If you are not familiar with Marc Davis’ name, you certainly are familiar with his work. As an animator at Disney, he was responsible for such characters as Flower from Bambi, Alice from Alice In Wonderland, Briar Rose and Maleficent from Sleeping Beauty, Tinker Bell from Peter Pan, and even Cruella De Vil from 101 Dalmatians. And if you’ve ever visited Disneyland, you’ve seen the results of Marc’s design work in The Enchanted Tiki Room, Pirates of the Caribbean, The Haunted Mansion, It’s a Small World, and The Jungle Cruise to name a few.
I had the pleasure of chatting with Marc several times before his passing back in 2000. I worked for Disney Feature Animation at the time, and Marc, together with his wife and fellow Disney Legend herself, Alice, would come give talks to us at lunchtime. Marc loved to talk, and often would go off on an unplanned rabbit trail which we rarely minded as every story he had to tell was so riveting.
The art in this current exhibit is Marc’s personal work that has hung in the home he shared with Alice for many years. Made up of almost 100 pieces, the work represented is from the 1930s all the way through the 1980s. His amazing sense of design, style, color and boldness is evident in a variety of subject matter, many of which were influenced by his world travels. Pencil, oils, gouache, watercolor – you name it, there was probably a hint of every medium present in this show – even wireframe sculpture!
The opening of a show is always fun. Good art, a little food, live music, and lots of friends and colleagues were in attendance. One might have seen illustrator William Stout, Roger Gould from Pixar, Disney animators Andreas Deja and Pres Romanillos, Mulan co-director Tony Bancroft, Frank Thomas’ (another of the Nine Old Men) son Ted, Disney guru Bill Matthews, animation folk Tom & Pat Sito, Bob Kurtz, ASIFA-Hollywood President Antran Manoogian, voice of Wendy (Peter Pan) and Alice Kathryn Beaumont, the legendary 99-year-old Tyrus Wong (Bambi conceptual artist), and even folks from Studio Ghibli in Japan.

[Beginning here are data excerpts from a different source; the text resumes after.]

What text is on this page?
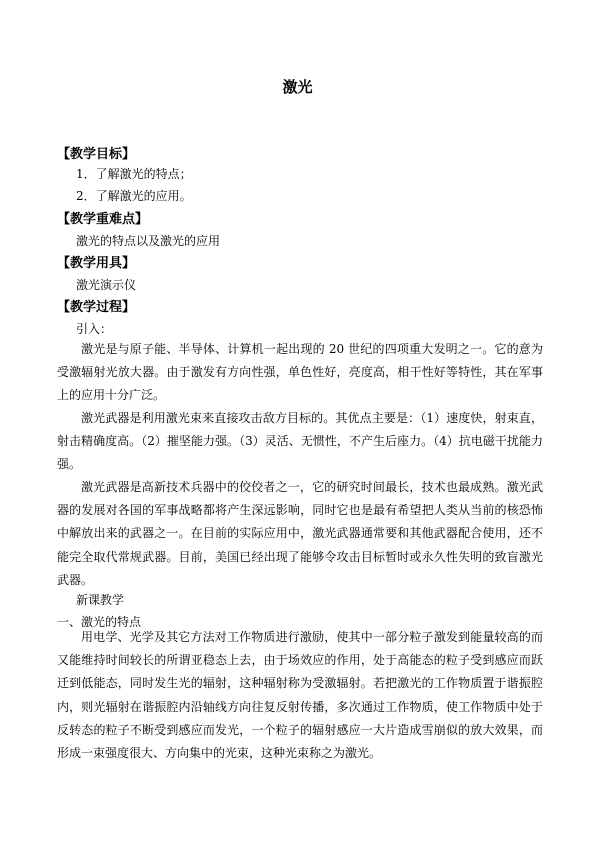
激光
【教学目标】
1．了解激光的特点；
2．了解激光的应用。
【教学重难点】
激光的特点以及激光的应用
【教学用具】
激光演示仪
【教学过程】
引入：
激光是与原子能、半导体、计算机一起出现的 20 世纪的四项重大发明之一。它的意为受激辐射光放大器。由于激发有方向性强，单色性好，亮度高，相干性好等特性，其在军事上的应用十分广泛。
激光武器是利用激光束来直接攻击敌方目标的。其优点主要是：（1）速度快，射束直，射击精确度高。（2）摧坚能力强。（3）灵活、无惯性，不产生后座力。（4）抗电磁干扰能力强。
激光武器是高新技术兵器中的佼佼者之一，它的研究时间最长，技术也最成熟。激光武器的发展对各国的军事战略都将产生深远影响，同时它也是最有希望把人类从当前的核恐怖中解放出来的武器之一。在目前的实际应用中，激光武器通常要和其他武器配合使用，还不能完全取代常规武器。目前，美国已经出现了能够令攻击目标暂时或永久性失明的致盲激光武器。
新课教学
一、激光的特点
用电学、光学及其它方法对工作物质进行激励，使其中一部分粒子激发到能量较高的而又能维持时间较长的所谓亚稳态上去，由于场效应的作用，处于高能态的粒子受到感应而跃迁到低能态，同时发生光的辐射，这种辐射称为受激辐射。若把激光的工作物质置于谐振腔内，则光辐射在谐振腔内沿轴线方向往复反射传播，多次通过工作物质，使工作物质中处于反转态的粒子不断受到感应而发光，一个粒子的辐射感应一大片造成雪崩似的放大效果，而形成一束强度很大、方向集中的光束，这种光束称之为激光。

If you will be in the Los Angeles area between May 8 and July 26 of 2009, make this a must-stop on your list of things to-do! Please check out the details of this show at the Forest Lawn Museum’s website! And if you would like to know more about Marc Davis and the other eight of the legendary Nine Old Men, I highly recommend John Canemaker’s book published in 2001 titled Walt Disney’s Nine Old Men & the Art of Animation.